Rather has presented a nicely condensed volume depicting stories that are summarized in less than 10 pages, but if each had been given full analytical treatment, a good number of them could possibly be 200-page parallels to Behind the Urals.
Neat. Concise. Concrete. A reminder that though freedom is almost second-nature or common sense to those of us born in America, it is a virtually ill-conceived notion for those who were not, and many in this latter group, despite obtaining U.S. citizenship, have already suffered economically and psychologically after growing up and living for several years under spartan conditions in other countries whose governments have turned both a deaf ear and a blind eye to them.
After reading these testimonies of overcoming hardship or oppression, or both, I, myself, am reminded that the U.S. is a great country and that even though there are so many unresolved issues here, we are at least, by all present-day standards, free to attempt to bring them to the forefront.

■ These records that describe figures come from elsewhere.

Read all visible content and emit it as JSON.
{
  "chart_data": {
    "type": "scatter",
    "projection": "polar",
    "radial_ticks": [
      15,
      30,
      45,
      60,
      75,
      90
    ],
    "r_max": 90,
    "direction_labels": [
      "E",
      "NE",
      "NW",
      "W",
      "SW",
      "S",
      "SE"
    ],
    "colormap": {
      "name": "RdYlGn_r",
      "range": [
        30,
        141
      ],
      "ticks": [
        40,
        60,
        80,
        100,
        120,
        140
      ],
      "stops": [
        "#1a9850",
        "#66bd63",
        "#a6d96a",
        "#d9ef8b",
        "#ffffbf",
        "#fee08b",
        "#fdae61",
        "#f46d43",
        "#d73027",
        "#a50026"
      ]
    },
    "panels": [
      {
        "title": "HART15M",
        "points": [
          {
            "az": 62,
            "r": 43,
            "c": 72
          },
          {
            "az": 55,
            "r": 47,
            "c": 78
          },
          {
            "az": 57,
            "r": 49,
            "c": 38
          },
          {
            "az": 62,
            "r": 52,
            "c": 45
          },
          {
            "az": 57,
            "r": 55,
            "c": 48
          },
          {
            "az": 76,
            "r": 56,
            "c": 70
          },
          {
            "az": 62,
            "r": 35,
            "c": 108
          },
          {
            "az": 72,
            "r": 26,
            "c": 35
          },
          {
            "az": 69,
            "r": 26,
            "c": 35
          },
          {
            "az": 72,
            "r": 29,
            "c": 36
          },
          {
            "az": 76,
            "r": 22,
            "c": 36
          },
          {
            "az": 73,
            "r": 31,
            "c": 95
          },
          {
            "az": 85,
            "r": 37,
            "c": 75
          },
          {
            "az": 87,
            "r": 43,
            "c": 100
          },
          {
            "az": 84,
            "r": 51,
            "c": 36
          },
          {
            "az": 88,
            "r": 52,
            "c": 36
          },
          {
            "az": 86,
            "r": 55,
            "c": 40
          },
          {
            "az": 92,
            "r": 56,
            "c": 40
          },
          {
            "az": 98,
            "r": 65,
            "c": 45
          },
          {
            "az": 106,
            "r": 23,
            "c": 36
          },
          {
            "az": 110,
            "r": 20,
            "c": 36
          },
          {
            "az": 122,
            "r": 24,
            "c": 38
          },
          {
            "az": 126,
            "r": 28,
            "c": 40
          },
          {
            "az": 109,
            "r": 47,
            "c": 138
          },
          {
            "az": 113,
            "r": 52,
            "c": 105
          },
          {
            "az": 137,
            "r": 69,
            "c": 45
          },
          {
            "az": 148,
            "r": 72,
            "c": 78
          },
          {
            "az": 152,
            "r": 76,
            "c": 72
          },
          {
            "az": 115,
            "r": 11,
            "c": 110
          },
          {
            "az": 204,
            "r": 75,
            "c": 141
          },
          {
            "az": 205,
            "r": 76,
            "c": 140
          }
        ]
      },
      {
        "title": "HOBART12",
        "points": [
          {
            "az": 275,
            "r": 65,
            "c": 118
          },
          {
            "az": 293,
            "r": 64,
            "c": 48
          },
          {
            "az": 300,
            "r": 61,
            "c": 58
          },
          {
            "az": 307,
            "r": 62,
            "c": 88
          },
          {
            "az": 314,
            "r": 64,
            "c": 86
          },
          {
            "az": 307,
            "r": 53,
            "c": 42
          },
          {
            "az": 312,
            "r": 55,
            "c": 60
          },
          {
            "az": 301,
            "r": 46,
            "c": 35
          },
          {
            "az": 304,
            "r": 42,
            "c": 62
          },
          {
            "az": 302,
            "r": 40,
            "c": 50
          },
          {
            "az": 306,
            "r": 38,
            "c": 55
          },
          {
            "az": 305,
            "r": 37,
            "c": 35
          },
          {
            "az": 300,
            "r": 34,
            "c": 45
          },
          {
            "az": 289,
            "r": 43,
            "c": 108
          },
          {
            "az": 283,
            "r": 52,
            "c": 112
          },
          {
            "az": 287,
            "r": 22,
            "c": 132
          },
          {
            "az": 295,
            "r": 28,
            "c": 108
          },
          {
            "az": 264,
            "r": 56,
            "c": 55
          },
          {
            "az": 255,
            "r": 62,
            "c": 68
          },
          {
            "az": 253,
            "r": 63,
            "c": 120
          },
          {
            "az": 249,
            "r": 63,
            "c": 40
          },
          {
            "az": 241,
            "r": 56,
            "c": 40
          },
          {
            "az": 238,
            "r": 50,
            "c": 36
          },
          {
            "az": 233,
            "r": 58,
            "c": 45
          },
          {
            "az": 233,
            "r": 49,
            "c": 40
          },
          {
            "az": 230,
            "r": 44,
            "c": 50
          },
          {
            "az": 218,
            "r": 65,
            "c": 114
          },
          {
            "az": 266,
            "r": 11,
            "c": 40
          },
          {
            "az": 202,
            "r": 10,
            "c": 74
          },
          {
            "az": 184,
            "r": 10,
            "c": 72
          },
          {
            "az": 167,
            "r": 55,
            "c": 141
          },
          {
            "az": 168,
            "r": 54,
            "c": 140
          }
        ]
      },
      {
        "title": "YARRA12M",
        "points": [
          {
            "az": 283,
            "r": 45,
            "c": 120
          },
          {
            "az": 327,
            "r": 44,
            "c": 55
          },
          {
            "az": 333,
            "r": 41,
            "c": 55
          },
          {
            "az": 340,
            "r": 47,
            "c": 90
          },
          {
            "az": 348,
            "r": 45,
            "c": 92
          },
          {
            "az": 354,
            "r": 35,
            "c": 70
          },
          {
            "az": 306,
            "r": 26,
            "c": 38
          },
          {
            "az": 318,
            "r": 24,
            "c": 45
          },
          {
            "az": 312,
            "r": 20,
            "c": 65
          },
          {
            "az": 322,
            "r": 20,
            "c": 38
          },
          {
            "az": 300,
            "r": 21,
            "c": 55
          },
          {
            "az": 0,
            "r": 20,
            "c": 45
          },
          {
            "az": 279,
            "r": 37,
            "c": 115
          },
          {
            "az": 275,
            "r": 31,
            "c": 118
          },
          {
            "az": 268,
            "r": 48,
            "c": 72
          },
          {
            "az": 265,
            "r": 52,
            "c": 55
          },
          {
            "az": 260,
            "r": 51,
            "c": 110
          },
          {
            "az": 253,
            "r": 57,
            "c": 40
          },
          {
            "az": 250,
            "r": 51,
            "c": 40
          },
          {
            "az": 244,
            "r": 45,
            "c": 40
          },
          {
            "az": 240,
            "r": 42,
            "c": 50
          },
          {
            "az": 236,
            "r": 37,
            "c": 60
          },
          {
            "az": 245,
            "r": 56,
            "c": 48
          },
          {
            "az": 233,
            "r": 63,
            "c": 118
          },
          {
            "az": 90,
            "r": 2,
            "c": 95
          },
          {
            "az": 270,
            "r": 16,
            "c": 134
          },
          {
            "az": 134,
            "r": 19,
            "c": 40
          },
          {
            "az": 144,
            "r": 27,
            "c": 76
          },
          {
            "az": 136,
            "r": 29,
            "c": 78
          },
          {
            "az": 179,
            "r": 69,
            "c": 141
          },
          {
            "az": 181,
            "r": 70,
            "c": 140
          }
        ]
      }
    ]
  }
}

3 of 3 people found the following review helpful
4.0 out of 5 stars The Dream is Real 19 July 2001
By John O. Cooper - Published on Amazon.com
Format:Hardcover
This book attempts to discover what the "American Dream" really is to many Americans. It does so by providing brief accounts of the lives of some Americans, some famous you will recognize, some not at all famous. Dan Rather is obviously an excellent reader and in this book you will hear his "real" voice with a sometime slight and sometimes not so slight Texas drawl. You will hear it strongly when he pronounces the word "school". Even though at times the book drags a little I enjoyed it immensely and will probably listen to it again. Most of the stories are great to listen to and it reminds me of talking at "old guy" in the park. The history lesson is wonderful and the "dream" is real. I recommend this book to anyone who has an interest in American History. If you are not an American and are not interested in American history this book will be less interesting. If fact, I think it is necessary to be an American to enjoy the book but at least one Canadian liked it (see below). Just my opinion.
I listened to the book from 6 CD's converted to MP3.
5 of 6 people found the following review helpful
4.0 out of 5 stars Great stories, too much Rather 23 Dec 2001
By Your librarian - Published on Amazon.com
Format:Hardcover
A more appropriate subtitle for this book might be, Those who achieved despite America's wrongs. Readers like me who come to this book expecting patriotic success stories of Americans aided by their nation's greatness will be disappointed by Rather's cynical view that hangs over this book.
The book is chock full of success stories that were not broadcast during Rather's "American Dream" segments on the CBS Evening News program. The stories, due to Rather's fine writing skills, are inspiring, moving and heart-warming. The Americans portrayed are certainly deserving of the praise and attention this book brings them. Their stories alone make this book worth purchasing.
But, caveat emptor, Rather brands this book with his cynicism of what is wrong with America and how the U.S. Constitution should be viewed. He profiles the successes of the heroes in this book against the failings in American society that they had to overcome. Rather's favorite American sins? Greed, big business, the wealthy, and white men in the less-enlightened past. Word of mouth will not be good among Republican readers.
Rather, for the most part, shies away from famous household names in this collection. Even the people profiled in the "fame" chapter (with the exception perhaps of author Jacquelyn Mitchard) are not household names. While the subtitle of the book indicates these people come from the "heart" of the nation, most of those profiled here come from decidedly urban environments. But that should not detract from the fine stories presented here.
This is a good book that could have been great if Rather would have checked his ego at the keyboard.